2 AZR 610/74 > Rn 27

c) Unabhängig von diesen Erwägungen ist im Streitfall eine Eilbedürftigkeit, die zur Verkürzung der gesetzlichen Anhörungsfrist führen könnte, nicht anzuerkennen. Die schwierige Wirtschaftslage der Beklagten zeichnete sich langfristig, und zwar nach dem Beklagtenvortrag schon seit der Mitte der 60iger Jahre ab. Ein Eilfall könnte demgegenüber bei betriebsbedingten Kündigungen nur dann angenommen werden, wenn sich die wirtschaftliche Lage des Unternehmens plötzlich und unvorhergesehen (z.B. durch den Konkurs des einzigen Großkunden derart verändert, daß der sofortige Ausspruch von Kündigungen unabweisbar notwendig ist. Im Streitfall war es Sache der Beklagten, durch eine langfristige unternehmenspolitische Planung rechtzeitig die geeigneten unternehmerischen Maßnahmen zu ergreifen.
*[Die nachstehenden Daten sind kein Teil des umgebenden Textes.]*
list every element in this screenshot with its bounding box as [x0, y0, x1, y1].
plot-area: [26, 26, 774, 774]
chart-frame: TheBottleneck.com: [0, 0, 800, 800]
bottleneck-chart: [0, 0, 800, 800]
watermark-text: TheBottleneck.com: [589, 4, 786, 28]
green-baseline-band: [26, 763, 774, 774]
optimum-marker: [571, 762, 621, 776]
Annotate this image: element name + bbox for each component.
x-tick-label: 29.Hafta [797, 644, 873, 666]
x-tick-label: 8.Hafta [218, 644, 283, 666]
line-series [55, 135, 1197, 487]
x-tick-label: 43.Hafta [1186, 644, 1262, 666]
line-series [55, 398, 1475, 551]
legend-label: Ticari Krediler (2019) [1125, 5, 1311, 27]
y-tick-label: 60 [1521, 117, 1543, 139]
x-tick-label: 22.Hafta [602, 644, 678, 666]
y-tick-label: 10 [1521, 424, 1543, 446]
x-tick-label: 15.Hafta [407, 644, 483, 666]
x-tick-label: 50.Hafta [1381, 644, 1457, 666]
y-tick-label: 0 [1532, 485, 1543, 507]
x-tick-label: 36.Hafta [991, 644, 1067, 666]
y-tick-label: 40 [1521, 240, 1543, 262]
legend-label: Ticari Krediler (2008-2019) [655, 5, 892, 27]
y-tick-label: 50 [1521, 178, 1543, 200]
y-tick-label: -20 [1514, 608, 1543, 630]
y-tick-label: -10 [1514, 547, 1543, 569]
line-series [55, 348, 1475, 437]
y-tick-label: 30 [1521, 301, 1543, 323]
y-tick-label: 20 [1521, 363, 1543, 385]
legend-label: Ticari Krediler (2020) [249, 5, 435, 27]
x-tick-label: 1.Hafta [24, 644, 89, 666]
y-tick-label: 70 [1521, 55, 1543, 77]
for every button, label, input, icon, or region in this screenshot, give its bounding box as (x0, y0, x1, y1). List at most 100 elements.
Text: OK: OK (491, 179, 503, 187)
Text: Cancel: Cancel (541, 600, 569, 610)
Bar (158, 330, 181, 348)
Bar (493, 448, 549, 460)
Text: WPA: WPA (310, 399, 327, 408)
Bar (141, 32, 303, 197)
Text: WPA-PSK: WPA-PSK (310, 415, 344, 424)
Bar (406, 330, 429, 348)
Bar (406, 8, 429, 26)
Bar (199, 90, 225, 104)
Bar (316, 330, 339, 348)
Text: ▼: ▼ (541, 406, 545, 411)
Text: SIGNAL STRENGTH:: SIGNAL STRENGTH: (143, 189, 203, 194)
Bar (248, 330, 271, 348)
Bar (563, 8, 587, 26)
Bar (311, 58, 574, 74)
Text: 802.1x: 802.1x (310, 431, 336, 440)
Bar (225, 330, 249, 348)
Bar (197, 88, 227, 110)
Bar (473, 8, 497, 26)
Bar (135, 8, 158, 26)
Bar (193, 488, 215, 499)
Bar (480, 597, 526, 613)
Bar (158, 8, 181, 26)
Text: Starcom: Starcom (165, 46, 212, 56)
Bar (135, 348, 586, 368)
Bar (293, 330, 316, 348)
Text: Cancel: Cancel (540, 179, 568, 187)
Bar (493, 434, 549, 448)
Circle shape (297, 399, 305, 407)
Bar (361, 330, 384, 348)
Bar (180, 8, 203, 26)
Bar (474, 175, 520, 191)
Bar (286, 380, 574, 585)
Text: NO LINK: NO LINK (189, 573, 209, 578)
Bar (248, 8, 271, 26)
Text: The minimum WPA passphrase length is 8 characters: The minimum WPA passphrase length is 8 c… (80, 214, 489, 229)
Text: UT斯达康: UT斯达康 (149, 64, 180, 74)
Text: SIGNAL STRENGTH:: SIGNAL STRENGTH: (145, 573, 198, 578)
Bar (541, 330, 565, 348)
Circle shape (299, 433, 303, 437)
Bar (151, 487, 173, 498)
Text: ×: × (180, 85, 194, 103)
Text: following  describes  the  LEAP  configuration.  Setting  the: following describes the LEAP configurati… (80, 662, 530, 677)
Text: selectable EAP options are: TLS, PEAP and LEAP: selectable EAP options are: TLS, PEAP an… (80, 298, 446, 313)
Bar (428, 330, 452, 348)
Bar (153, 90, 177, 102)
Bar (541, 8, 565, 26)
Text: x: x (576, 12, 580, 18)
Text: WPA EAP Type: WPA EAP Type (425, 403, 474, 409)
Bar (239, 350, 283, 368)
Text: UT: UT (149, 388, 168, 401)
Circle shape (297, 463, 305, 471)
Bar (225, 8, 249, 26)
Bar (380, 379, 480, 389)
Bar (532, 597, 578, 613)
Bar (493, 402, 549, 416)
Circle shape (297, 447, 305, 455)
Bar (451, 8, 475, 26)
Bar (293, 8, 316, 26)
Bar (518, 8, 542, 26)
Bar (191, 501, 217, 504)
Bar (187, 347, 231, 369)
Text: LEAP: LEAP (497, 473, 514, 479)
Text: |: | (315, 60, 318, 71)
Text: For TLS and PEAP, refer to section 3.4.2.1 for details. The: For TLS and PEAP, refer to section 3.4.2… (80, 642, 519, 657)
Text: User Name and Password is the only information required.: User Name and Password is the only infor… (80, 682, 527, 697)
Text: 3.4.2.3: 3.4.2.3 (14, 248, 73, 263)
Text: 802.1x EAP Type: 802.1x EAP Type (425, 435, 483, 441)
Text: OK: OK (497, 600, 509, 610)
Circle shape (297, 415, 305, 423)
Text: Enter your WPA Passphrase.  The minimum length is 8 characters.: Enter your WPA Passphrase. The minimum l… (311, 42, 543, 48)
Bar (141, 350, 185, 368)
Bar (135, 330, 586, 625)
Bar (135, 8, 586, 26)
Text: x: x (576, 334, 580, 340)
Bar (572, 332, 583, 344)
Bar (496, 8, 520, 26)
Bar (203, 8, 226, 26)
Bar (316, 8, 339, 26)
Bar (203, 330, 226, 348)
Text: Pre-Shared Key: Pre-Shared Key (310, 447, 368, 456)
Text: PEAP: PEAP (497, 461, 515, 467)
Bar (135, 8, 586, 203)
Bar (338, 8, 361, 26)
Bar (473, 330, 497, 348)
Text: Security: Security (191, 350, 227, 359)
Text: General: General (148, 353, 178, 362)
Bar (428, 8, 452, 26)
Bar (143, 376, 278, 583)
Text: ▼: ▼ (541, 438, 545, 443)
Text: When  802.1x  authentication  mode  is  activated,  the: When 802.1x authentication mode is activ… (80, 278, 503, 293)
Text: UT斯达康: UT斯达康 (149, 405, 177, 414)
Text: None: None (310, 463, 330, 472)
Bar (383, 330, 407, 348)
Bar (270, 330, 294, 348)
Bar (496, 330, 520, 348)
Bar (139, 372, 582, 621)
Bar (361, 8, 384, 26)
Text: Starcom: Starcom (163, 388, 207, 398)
Verspätete Unternehmensentscheidungen können nicht dazu führen, den gesetzlichen Handlungsspielraum des Betriebsrats in zeitlicher Hinsicht zu beschneiden. In Übereinstimmung mit dem Arbeitsgericht ist im Streitfall das Vorliegen eines Eilfalles schließlich auch deshalb zu verneinen, weil die Beklagte die Möglichkeit hatte, die Kündigungsschreiben auch noch nach Ablauf der Wochenfrist des 102 Abs. 2 Satz 1 BetrVG an die betroffenen Arbeitnehmer zu übersenden (z.B. durch Eilbrief oder Boten), wie es ja auch tatsächlich am 27. Dezember 1973 im Falle der beiden Kläger geschehen ist.

2 AZR 610/74 > Rn 28

Die Kündigung der Kläger ist nach alledem entgegen der Ansicht des Landesarbeitsgerichts gemäß § 102 Abs. 1 BetrVG unwirksam. Das Urteil des Landesarbeitsgerichts war daher aufzuheben und die Berufung der Beklagten gegen das Urteil des Arbeitsgerichts Stuttgart vom 25. Februar 1974 zurückzuweisen. Die Kostenentscheidung folgt aus § 91 ZPO.